Hosted in Chicago, the US-Qatar Business Council managing director Mohamed Barakat could highlight how Qatar’s advanced infrastructure, economic resiliency, and new regulations are in top condition, making investment and establishing business in Qatar, an ideal choice for American companies.
This, he confirmed, while speaking at a business luncheon hosted in Chicago by US-Qatar Business Council, in partnership with the Chicago Regional Growth Corporation and the Illinois District Export Council, featuring Nasser Allenqawi, Qatar’s consul general in New York.
“Despite generating great revenue from the export of liquefied natural gas, the State of Qatar has focused on reinvesting that revenue on its own economy, with a focus on infrastructure and the private sector,” said Barakat.

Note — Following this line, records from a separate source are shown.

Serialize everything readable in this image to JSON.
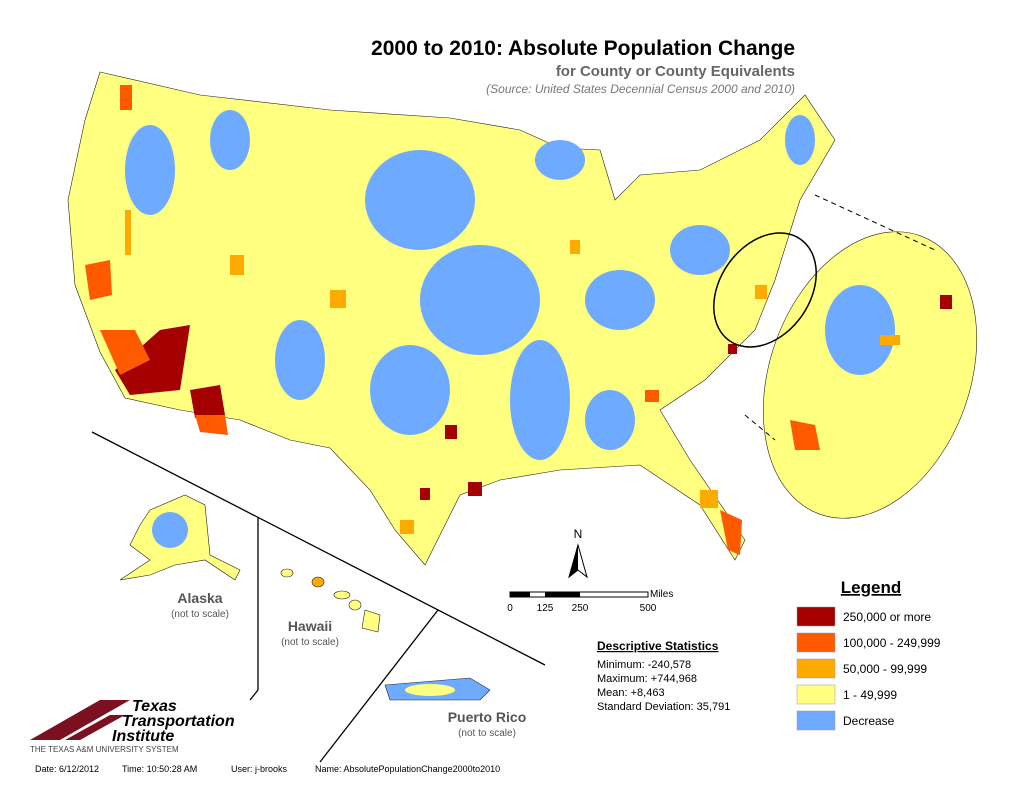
{
  "header": {
    "title": "2000 to 2010: Absolute Population Change",
    "subtitle": "for County or County Equivalents",
    "source": "(Source: United States Decennial Census 2000 and 2010)"
  },
  "legend": {
    "title": "Legend",
    "items": [
      {
        "label": "250,000 or more",
        "color": "#a50000"
      },
      {
        "label": "100,000 - 249,999",
        "color": "#ff5a00"
      },
      {
        "label": "50,000 - 99,999",
        "color": "#ffaa00"
      },
      {
        "label": "1 - 49,999",
        "color": "#ffff80"
      },
      {
        "label": "Decrease",
        "color": "#6eaaff"
      }
    ]
  },
  "statistics": {
    "title": "Descriptive Statistics",
    "lines": [
      "Minimum:  -240,578",
      "Maximum:  +744,968",
      "Mean:  +8,463",
      "Standard Deviation:  35,791"
    ]
  },
  "scale": {
    "unit": "Miles",
    "ticks": [
      "0",
      "125",
      "250",
      "500"
    ]
  },
  "north": "N",
  "insets": [
    {
      "name": "Alaska",
      "note": "(not to scale)"
    },
    {
      "name": "Hawaii",
      "note": "(not to scale)"
    },
    {
      "name": "Puerto Rico",
      "note": "(not to scale)"
    }
  ],
  "logo": {
    "line1": "Texas",
    "line2": "Transportation",
    "line3": "Institute",
    "system": "THE TEXAS A&M UNIVERSITY SYSTEM"
  },
  "footer": [
    "Date: 6/12/2012",
    "Time: 10:50:28 AM",
    "User: j-brooks",
    "Name: AbsolutePopulationChange2000to2010"
  ]
}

“Qatar now allows 100% foreign ownership, offers competitive incentives for foreign companies, and is strategically located for companies seeking to do work regionally,” he said.
Qatar-America Institute (QAI) hosted the US representative from the Qatar’s World Cup organising entity, the Supreme Committee for Delivery and Legacy (SC), in a briefing session with Chicago-area executives and leaders from across the sports sector.
All this is ironic while reports have been doing rounds, about Qatar splurging money on buying media opinions.
Qatar has been to be one of the biggest funders of the Muslim Brotherhood and it is known that Qatari money has funded numerous terrorist groups including Hamas and al-Qaida. It has spent nearly $5 million in 2017 on three Washington lobby firms seeking to improve its image.
Qatari entities, including Barzan Holdings, Qatar Tourism Authority, Education Above All Foundation and Qatari businessman Hassan bin Ali spent $13 million overall for all of 2017 on behalf of the emirate, according to the watchdog site Open Secrets.
They spent $9.3 million in 2018. Pro-Qatari lobbying has been bipartisan. The tablet reported in December that Nick Muzin, a former senior staffer for Republican Sens. Tim Scott and Ted Cruz became a lobbyist for Qatar. Its failure in renouncing terrorism funding for terrorism makes this lobbying campaign particularly troubling.